Now this is the show that should have won the 2010 Best Musical Tony. The show tells the true-life story of Nigerian musician and revolutionary Fela Kuti, one of the most fascinating figures in all of music. It’s technically a Jukebox musical, but it’s not your typical Mamma Mia-model example of the form. Indeed, it is the most sophisticated and artistic Jukebox show seen on Broadway since 2007’s Lovemusik, while utterly outstripping that work as an actual piece of theater.
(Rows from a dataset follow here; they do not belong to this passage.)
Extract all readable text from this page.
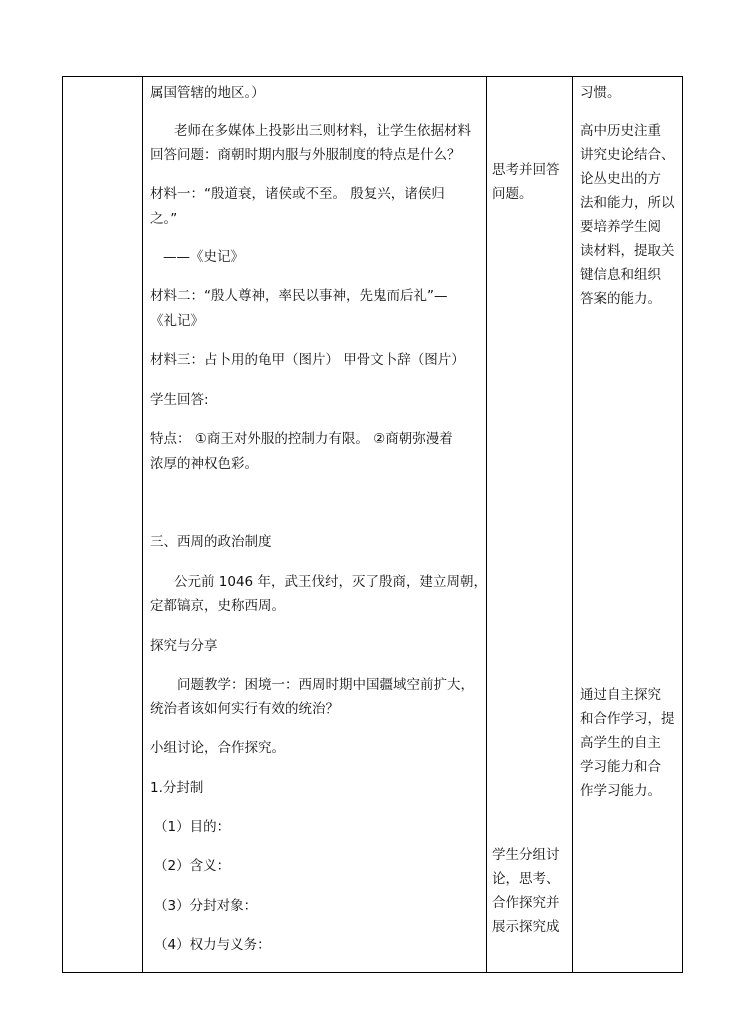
属国管辖的地区。）
老师在多媒体上投影出三则材料，让学生依据材料
回答问题：商朝时期内服与外服制度的特点是什么？
材料一：“殷道衰，诸侯或不至。 殷复兴，诸侯归
之。”
——《史记》
材料二：“殷人尊神，率民以事神，先鬼而后礼”—
《礼记》
材料三：占卜用的龟甲（图片） 甲骨文卜辞（图片）
学生回答:
特点： ①商王对外服的控制力有限。 ②商朝弥漫着
浓厚的神权色彩。
三、西周的政治制度
公元前 1046 年，武王伐纣，灭了殷商，建立周朝，
定都镐京，史称西周。
探究与分享
问题教学：困境一：西周时期中国疆域空前扩大，
统治者该如何实行有效的统治？
小组讨论，合作探究。
1.分封制
（1）目的：
（2）含义：
（3）分封对象：
（4）权力与义务：

思考并回答
问题。
学生分组讨
论，思考、
合作探究并
展示探究成

习惯。
高中历史注重
讲究史论结合、
论丛史出的方
法和能力，所以
要培养学生阅
读材料，提取关
键信息和组织
答案的能力。
通过自主探究
和合作学习，提
高学生的自主
学习能力和合
作学习能力。
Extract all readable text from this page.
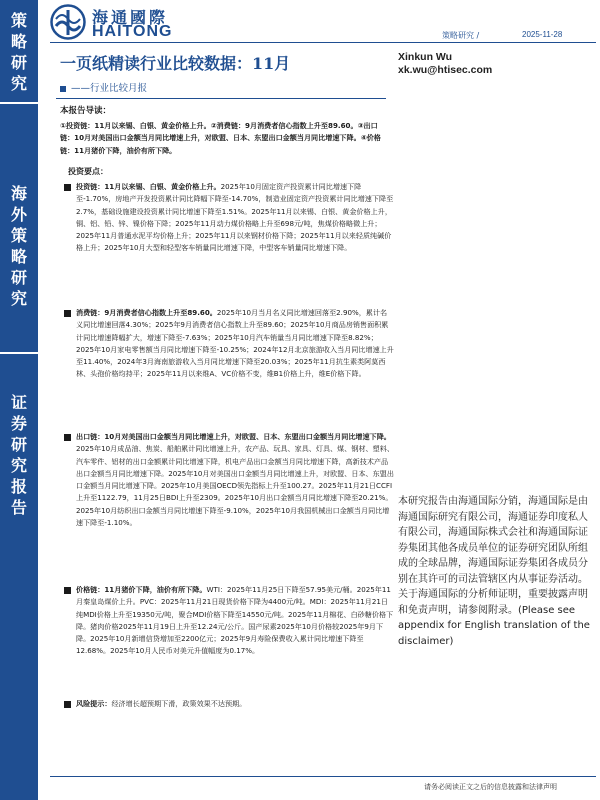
策
略
研
究
海
外
策
略
研
究
证
券
研
究
报
告
海通國際
HAITONG	策略研究 /	2025-11-28
一页纸精读行业比较数据：11月	Xinkun Wu
xk.wu@htisec.com
——行业比较月报
本报告导读：
①投资链：11月以来锡、白银、黄金价格上升。②消费链：9月消费者信心指数上升至89.60。③出口链：10月对美国出口金额当月同比增速上升，对欧盟、日本、东盟出口金额当月同比增速下降。④价格链：11月猪价下降，油价有所下降。
投资要点：
投资链：11月以来锡、白银、黄金价格上升。2025年10月固定资产投资累计同比增速下降至-1.70%，房地产开发投资累计同比降幅下降至-14.70%，制造业固定资产投资累计同比增速下降至2.7%，基础设施建设投资累计同比增速下降至1.51%。2025年11月以来锡、白银、黄金价格上升，铜、铝、铅、锌、镍价格下降；2025年11月动力煤价格略上升至698元/吨，焦煤价格略微上升；2025年11月普通水泥平均价格上升；2025年11月以来钢材价格下降；2025年11月以来轻质纯碱价格上升；2025年10月大型和轻型客车销量同比增速下降，中型客车销量同比增速下降。
消费链：9月消费者信心指数上升至89.60。2025年10月当月名义同比增速回落至2.90%，累计名义同比增速回落4.30%；2025年9月消费者信心指数上升至89.60；2025年10月商品房销售面积累计同比增速降幅扩大，增速下降至-7.63%；2025年10月汽车销量当月同比增速下降至8.82%；2025年10月家电零售额当月同比增速下降至-10.25%；2024年12月北京旅游收入当月同比增速上升至11.40%，2024年3月海南旅游收入当月同比增速下降至20.03%；2025年11月抗生素类阿莫西林、头孢价格均持平；2025年11月以来维A、VC价格不变，维B1价格上升，维E价格下降。
出口链：10月对美国出口金额当月同比增速上升，对欧盟、日本、东盟出口金额当月同比增速下降。2025年10月成品油、焦炭、船舶累计同比增速上升，农产品、玩具、家具、灯具、煤、钢材、塑料、汽车零件、铝材的出口金额累计同比增速下降，机电产品出口金额当月同比增速下降，高新技术产品出口金额当月同比增速下降。2025年10月对美国出口金额当月同比增速上升，对欧盟、日本、东盟出口金额当月同比增速下降。2025年10月美国OECD领先指标上升至100.27。2025年11月21日CCFI上升至1122.79，11月25日BDI上升至2309。2025年10月出口金额当月同比增速下降至20.21%。2025年10月纺织出口金额当月同比增速下降至-9.10%，2025年10月我国机械出口金额当月同比增速下降至-1.10%。
价格链：11月猪价下降，油价有所下降。WTI：2025年11月25日下降至57.95美元/桶。2025年11月秦皇岛煤价上升。PVC：2025年11月21日现货价格下降为4400元/吨。MDI：2025年11月21日纯MDI价格上升至19350元/吨，聚合MDI价格下降至14550元/吨。2025年11月棉花、白砂糖价格下降。猪肉价格2025年11月19日上升至12.24元/公斤。国产尿素2025年10月价格较2025年9月下降。2025年10月新增信贷增加至2200亿元；2025年9月寿险保费收入累计同比增速下降至12.68%。2025年10月人民币对美元升值幅度为0.17%。
风险提示：经济增长超预期下滑，政策效果不达预期。
本研究报告由海通国际分销，海通国际是由海通国际研究有限公司，海通证券印度私人有限公司，海通国际株式会社和海通国际证券集团其他各成员单位的证券研究团队所组成的全球品牌，海通国际证券集团各成员分别在其许可的司法管辖区内从事证券活动。关于海通国际的分析师证明，重要披露声明和免责声明，请参阅附录。(Please see appendix for English translation of the disclaimer)
请务必阅读正文之后的信息披露和法律声明
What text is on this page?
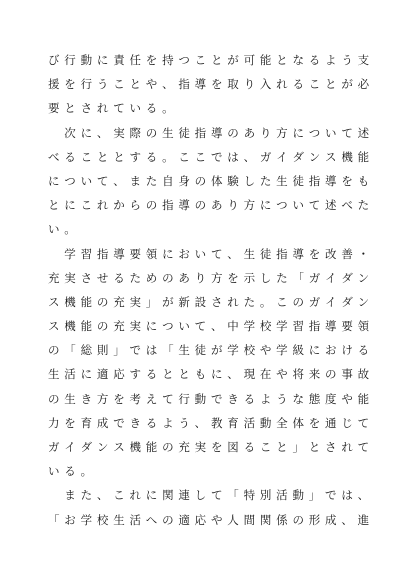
び 行 動 に 責 任 を 持 つ こ と が 可 能 と な る よ う 支
援 を 行 う こ と や 、 指 導 を 取 り 入 れ る こ と が 必
要 と さ れ て い る 。

次 に 、 実 際 の 生 徒 指 導 の あ り 方 に つ い て 述
べ る こ と と す る 。 こ こ で は 、 ガ イ ダ ン ス 機 能
に つ い て 、 ま た 自 身 の 体 験 し た 生 徒 指 導 を も
と に こ れ か ら の 指 導 の あ り 方 に つ い て 述 べ た
い 。

学 習 指 導 要 領 に お い て 、 生 徒 指 導 を 改 善 ・
充 実 さ せ る た め の あ り 方 を 示 し た 「 ガ イ ダ ン
ス 機 能 の 充 実 」 が 新 設 さ れ た 。 こ の ガ イ ダ ン
ス 機 能 の 充 実 に つ い て 、 中 学 校 学 習 指 導 要 領
の 「 総 則 」 で は 「 生 徒 が 学 校 や 学 級 に お け る
生 活 に 適 応 す る と と も に 、 現 在 や 将 来 の 事 故
の 生 き 方 を 考 え て 行 動 で き る よ う な 態 度 や 能
力 を 育 成 で き る よ う 、 教 育 活 動 全 体 を 通 じ て
ガ イ ダ ン ス 機 能 の 充 実 を 図 る こ と 」 と さ れ て
い る 。

ま た 、 こ れ に 関 連 し て 「 特 別 活 動 」 で は 、
「 お 学 校 生 活 へ の 適 応 や 人 間 関 係 の 形 成 、 進
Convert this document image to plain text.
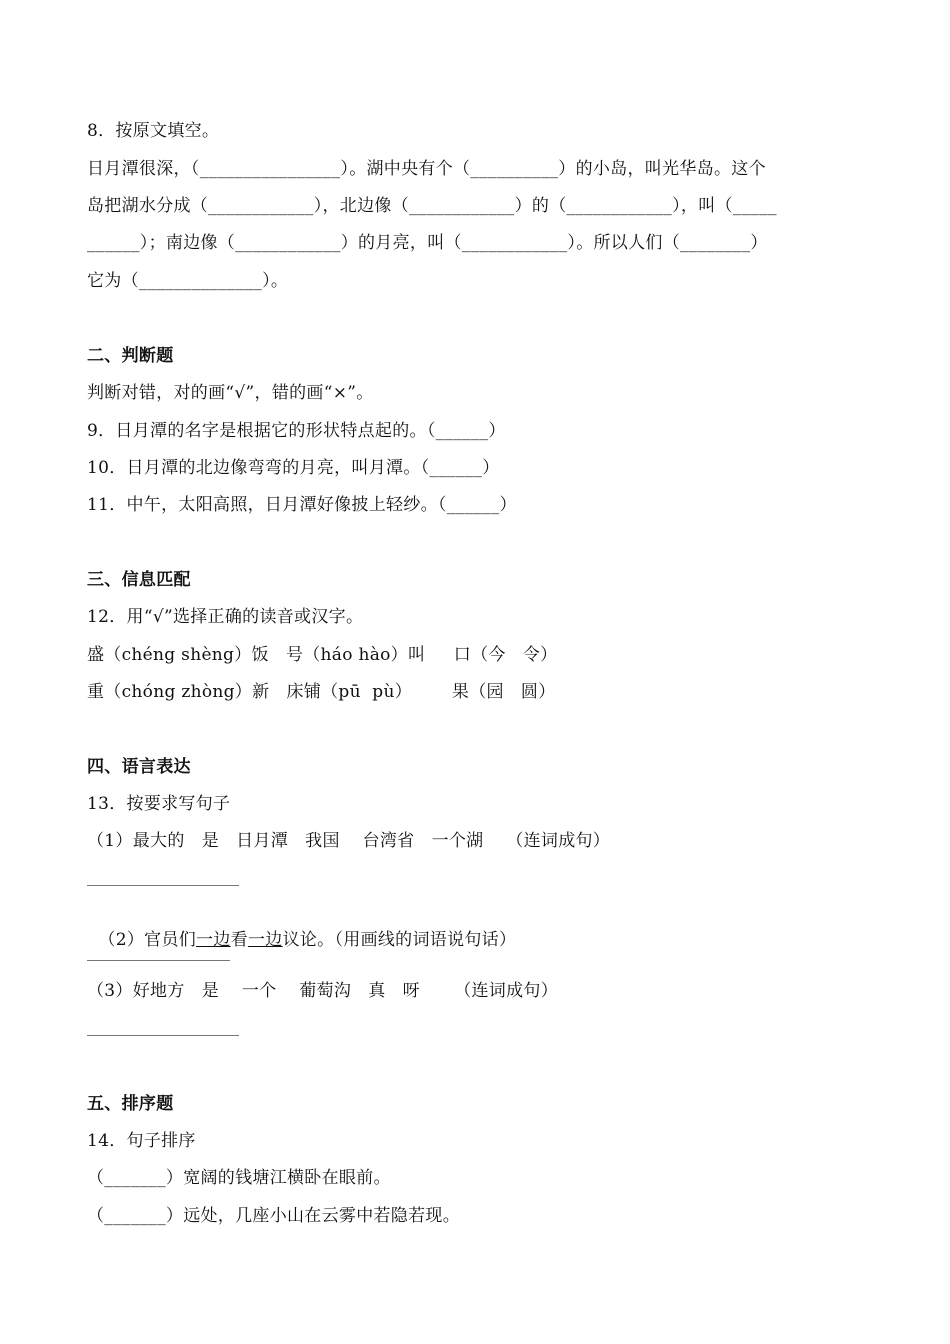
8．按原文填空。
日月潭很深，（________________）。湖中央有个（__________）的小岛，叫光华岛。这个
岛把湖水分成（____________），北边像（____________）的（____________），叫（_____
______）；南边像（____________）的月亮，叫（____________）。所以人们（________）
它为（______________）。
二、判断题
判断对错，对的画“√”，错的画“×”。
9．日月潭的名字是根据它的形状特点起的。（______）
10．日月潭的北边像弯弯的月亮，叫月潭。（______）
11．中午，太阳高照，日月潭好像披上轻纱。（______）
三、信息匹配
12．用“√”选择正确的读音或汉字。
盛（chéng shèng）饭   号（háo hào）叫     口（今   令）
重（chóng zhòng）新   床铺（pū  pù）       果（园   圆）
四、语言表达
13．按要求写句子
（1）最大的   是   日月潭   我国    台湾省   一个湖    （连词成句）

（2）官员们一边看一边议论。（用画线的词语说句话）

（3）好地方   是    一个    葡萄沟   真   呀      （连词成句）
五、排序题
14．句子排序
（_______）宽阔的钱塘江横卧在眼前。
（_______）远处，几座小山在云雾中若隐若现。
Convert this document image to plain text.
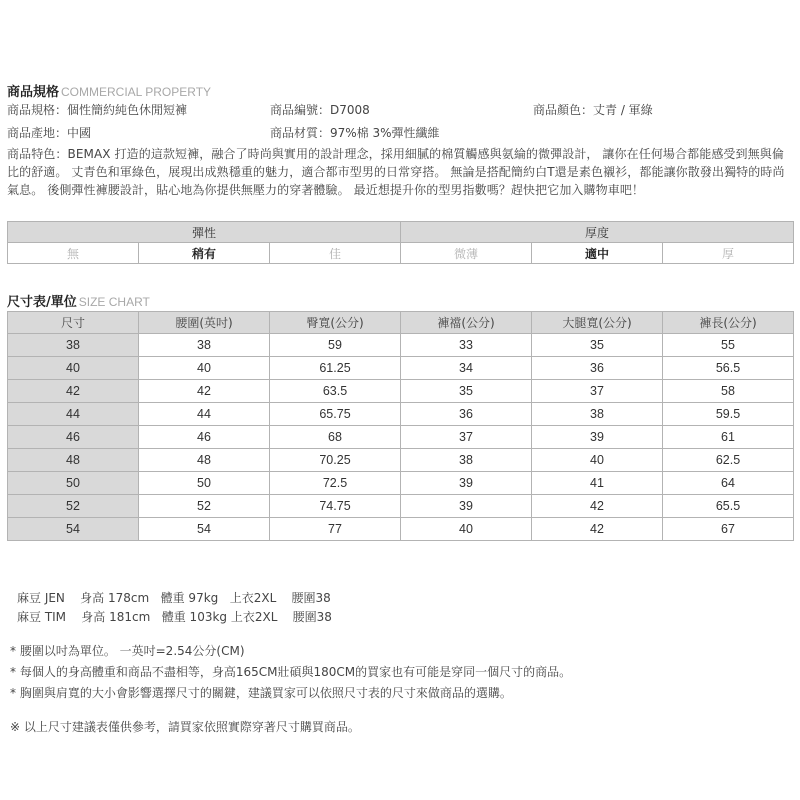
商品規格 COMMERCIAL PROPERTY
商品規格：個性簡約純色休閒短褲	商品編號：D7008	商品顏色：丈青 / 軍綠
商品產地：中國	商品材質：97%棉 3%彈性纖維
商品特色：BEMAX 打造的這款短褲，融合了時尚與實用的設計理念，採用細膩的棉質觸感與氨綸的微彈設計， 讓你在任何場合都能感受到無與倫比的舒適。 丈青色和軍綠色，展現出成熟穩重的魅力，適合都市型男的日常穿搭。 無論是搭配簡約白T還是素色襯衫，都能讓你散發出獨特的時尚氣息。 後側彈性褲腰設計，貼心地為你提供無壓力的穿著體驗。 最近想提升你的型男指數嗎？趕快把它加入購物車吧！
彈性			厚度		
無	稍有	佳	微薄	適中	厚
尺寸表/單位 SIZE CHART
尺寸	腰圍(英吋)	臀寬(公分)	褲襠(公分)	大腿寬(公分)	褲長(公分)
38	38	59	33	35	55
40	40	61.25	34	36	56.5
42	42	63.5	35	37	58
44	44	65.75	36	38	59.5
46	46	68	37	39	61
48	48	70.25	38	40	62.5
50	50	72.5	39	41	64
52	52	74.75	39	42	65.5
54	54	77	40	42	67
麻豆 JEN    身高 178cm   體重 97kg   上衣2XL    腰圍38
麻豆 TIM    身高 181cm   體重 103kg 上衣2XL    腰圍38
* 腰圍以吋為單位。 一英吋=2.54公分(CM)
* 每個人的身高體重和商品不盡相等，身高165CM壯碩與180CM的買家也有可能是穿同一個尺寸的商品。
* 胸圍與肩寬的大小會影響選擇尺寸的關鍵，建議買家可以依照尺寸表的尺寸來做商品的選購。
※ 以上尺寸建議表僅供參考，請買家依照實際穿著尺寸購買商品。
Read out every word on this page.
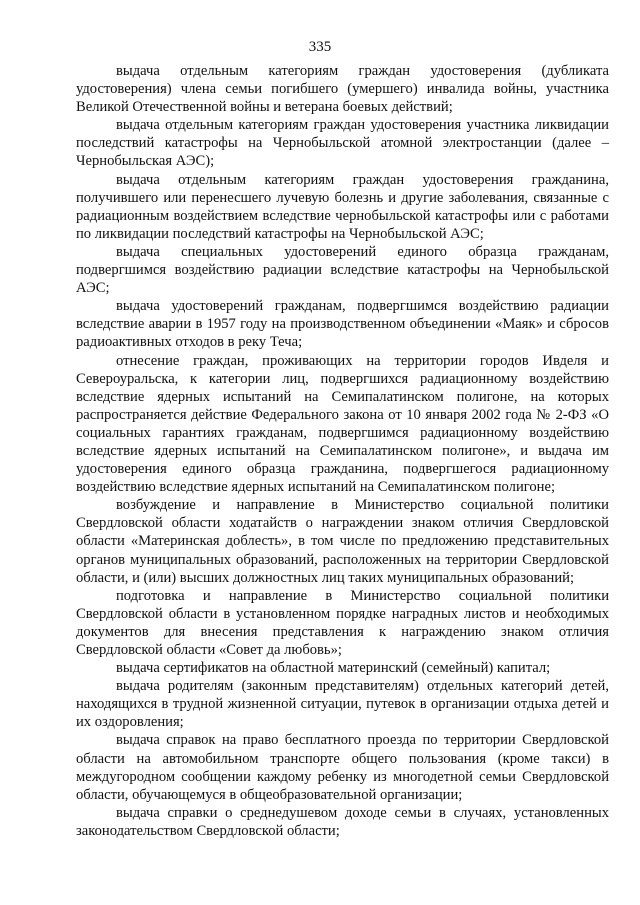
335

выдача отдельным категориям граждан удостоверения (дубликата удостоверения) члена семьи погибшего (умершего) инвалида войны, участника Великой Отечественной войны и ветерана боевых действий;

выдача отдельным категориям граждан удостоверения участника ликвидации последствий катастрофы на Чернобыльской атомной электростанции (далее – Чернобыльская АЭС);

выдача отдельным категориям граждан удостоверения гражданина, получившего или перенесшего лучевую болезнь и другие заболевания, связанные с радиационным воздействием вследствие чернобыльской катастрофы или с работами по ликвидации последствий катастрофы на Чернобыльской АЭС;

выдача специальных удостоверений единого образца гражданам, подвергшимся воздействию радиации вследствие катастрофы на Чернобыльской АЭС;

выдача удостоверений гражданам, подвергшимся воздействию радиации вследствие аварии в 1957 году на производственном объединении «Маяк» и сбросов радиоактивных отходов в реку Теча;

отнесение граждан, проживающих на территории городов Ивделя и Североуральска, к категории лиц, подвергшихся радиационному воздействию вследствие ядерных испытаний на Семипалатинском полигоне, на которых распространяется действие Федерального закона от 10 января 2002 года № 2-ФЗ «О социальных гарантиях гражданам, подвергшимся радиационному воздействию вследствие ядерных испытаний на Семипалатинском полигоне», и выдача им удостоверения единого образца гражданина, подвергшегося радиационному воздействию вследствие ядерных испытаний на Семипалатинском полигоне;

возбуждение и направление в Министерство социальной политики Свердловской области ходатайств о награждении знаком отличия Свердловской области «Материнская доблесть», в том числе по предложению представительных органов муниципальных образований, расположенных на территории Свердловской области, и (или) высших должностных лиц таких муниципальных образований;

подготовка и направление в Министерство социальной политики Свердловской области в установленном порядке наградных листов и необходимых документов для внесения представления к награждению знаком отличия Свердловской области «Совет да любовь»;

выдача сертификатов на областной материнский (семейный) капитал;

выдача родителям (законным представителям) отдельных категорий детей, находящихся в трудной жизненной ситуации, путевок в организации отдыха детей и их оздоровления;

выдача справок на право бесплатного проезда по территории Свердловской области на автомобильном транспорте общего пользования (кроме такси) в междугородном сообщении каждому ребенку из многодетной семьи Свердловской области, обучающемуся в общеобразовательной организации;

выдача справки о среднедушевом доходе семьи в случаях, установленных законодательством Свердловской области;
While the story certainly doesn’t lack for conflict, the book is oddly structured and a bit thin, but since the show is more presentational than narrative in structure, this actually suits its unique theatrical approach.
The marvelous score is drawn from Kuti’s actual body of music in his own invented genre of Afrobeat, which blended a variety of styles including African rhythms, Jazz and Funk into a never-before-heard mix of sounds. Standouts include the wildly energetic opening “Everything Scatter”, the practical demonstration of the influences that come together to create Afrobeat, “B.I.D. (Breaking It Down)”, the mournfully beautiful “Trouble Sleep”, the meditation on a Nigerian proverb “Water No Get Enemy”, and the inflammatory international hit to which Kuti owes most of his worldwide fame, “Zombie”.
Nearly all of the score is composed of actual Kuti compositions, though some of the lyrics have been somewhat rewritten for dramatic purposes. But the show’s eleven-o’clock number, an epic ballad called “Rain”, had to be written specifically for the show. To the writing team’s credit, it still sounds like genuine Afrobeat, even if it has more of a power ballad vibe than any of Kuti’s actual compositions ever did. Most importantly, it’s also a fantastic song that makes for an incredibly thrilling climax to the show’s emotional arc, especially as performed by the great Lillias White in the show’s original cast.
The dazzling, lightning-fast, kaleidoscopic choreography permeates the piece, capturing a spirit of life-affirming, defiant celebration and creating an utterly unique theatrical experience that ranks as one of the freshest things seen on Broadway in the modern era. Peter Filichia, a critic I normally respect, complained about the show’s forceful attempt to elicit audience participation, but evidently he’s never been to a Reggae concert, let alone an Afrobeat one. Exhorting the audience to dance in the aisles and participate in extensive call-and-response routines is an inherent feature of nearly all African-rooted genres when performed live, and to exclude that element would be to exclude the very spirit the show is trying to capture.
This was a far better and more interesting show than Memphis, and it received well-deserved critical raves, but it was just too ‘special’ for the Tony voters, who have historically been notorious for their suspicion and dislike of theatrical ‘caviar’. Still, the show has returned to Broadway for later engagements after its original run and generally shown all the signs of being a genuine sleeper classic. In any case, it was still easily the best new musical of the’09-’10 season, and the Tony committee’s unwillingness to recognize that was a failure on their part, not this show’s.